Posted by Don McLenaghen on February 20, 2012
Rogers Communications Inc. is asking an Ontario court to strike down part of a federal law requiring a company to have “adequate and proper” tests of a product’s performance before advertising claims about the product — on the grounds that it violates its freedom of expression.
In addition to taking on the performance claims provision of the Competition Act, the telecom giant is arguing before the Ontario Superior Court the hefty financial penalties that can be imposed on a company for making a false or misleading claim are also unconstitutional.
The legal battle with Rogers began in November 2010, when the bureau went to court to levy a $10-million penalty for a “misleading advertising” campaign involving the company’s Chatr discount cell phone service. The bureau is also asking the court to order Rogers to pay restitution to affected customers and refrain from engaging in similar campaigns for the next decade.
In their advertising Rogers’ Chatr claimed to have fewer dropped calls than any other competitor and that its customers had “no worries about dropped calls”. A study of the drop rates between Rogers’ Chatr and the competition showed no difference in drop rates.

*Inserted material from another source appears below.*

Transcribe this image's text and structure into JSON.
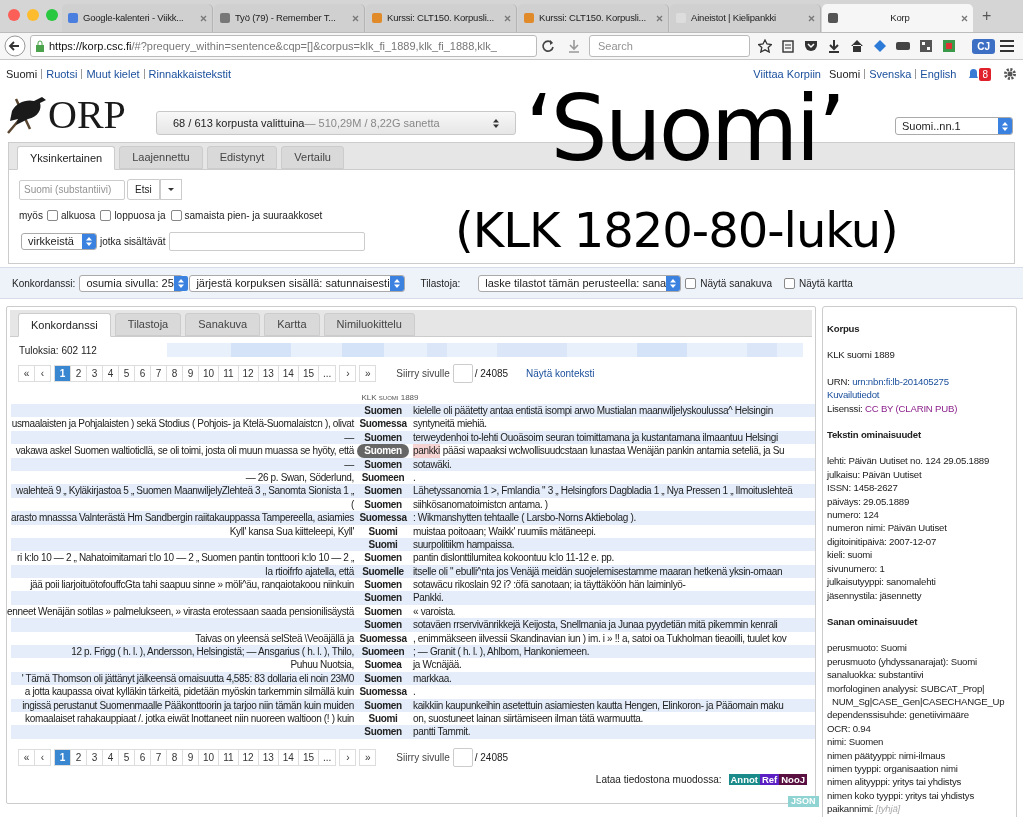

The ruling in question and the Competitions law states that before a company can make a advertised claim it must have a test in hand. Rogers is claiming this violates its charter rights to free speech because, and you may want to sit down for this one. IF what it had said was true except when they said it they did not have proof but later they could provide proof then the test would be a violation reason being it would prevent them from saying a true thing because they did not know it was true at the time”.
Make sense? No, not to me either. First the case at hand showed they issued a false and misleading statement. Second, they are saying if there is no proof to the contrary they can claim anything and to prevent them from doing so is a violation of their charter rights (not that I think corporations have charter rights!).
One aspect that plays into this is the amount and type of penalty. First it is not a fine, which is given in criminal court; penalties are handed down by civilian courts. The civilian courts are not subject to the same ‘safeguards’ as criminal cases such as:
Presumption of innocence, the right to a fair trial and to make full a answer and defense, and the privilege against testimonial compulsion.
Although with the exception of the last point, compulsory testimony, I don’t think Rogers is seriously implying that our courts are corrupt and thus they did not get a fair trial or were presumed innocent. It is true the threshold to guilt is a preponderance of evidence as opposed to the classic beyond a reasonable doubt…this I think is why they really want to have the Competitions law seen as criminal law vs. civil. It would be almost impossible to prove the Rogers (and the thousands of people working in it) purposely misled people…they would say “it was a miscommunications” or something.
This is became a more important issue for Rogers because in 2010, the penalty for this infraction went from a paltry $250,000 to $10M for first offence, and $15M for each thereafter.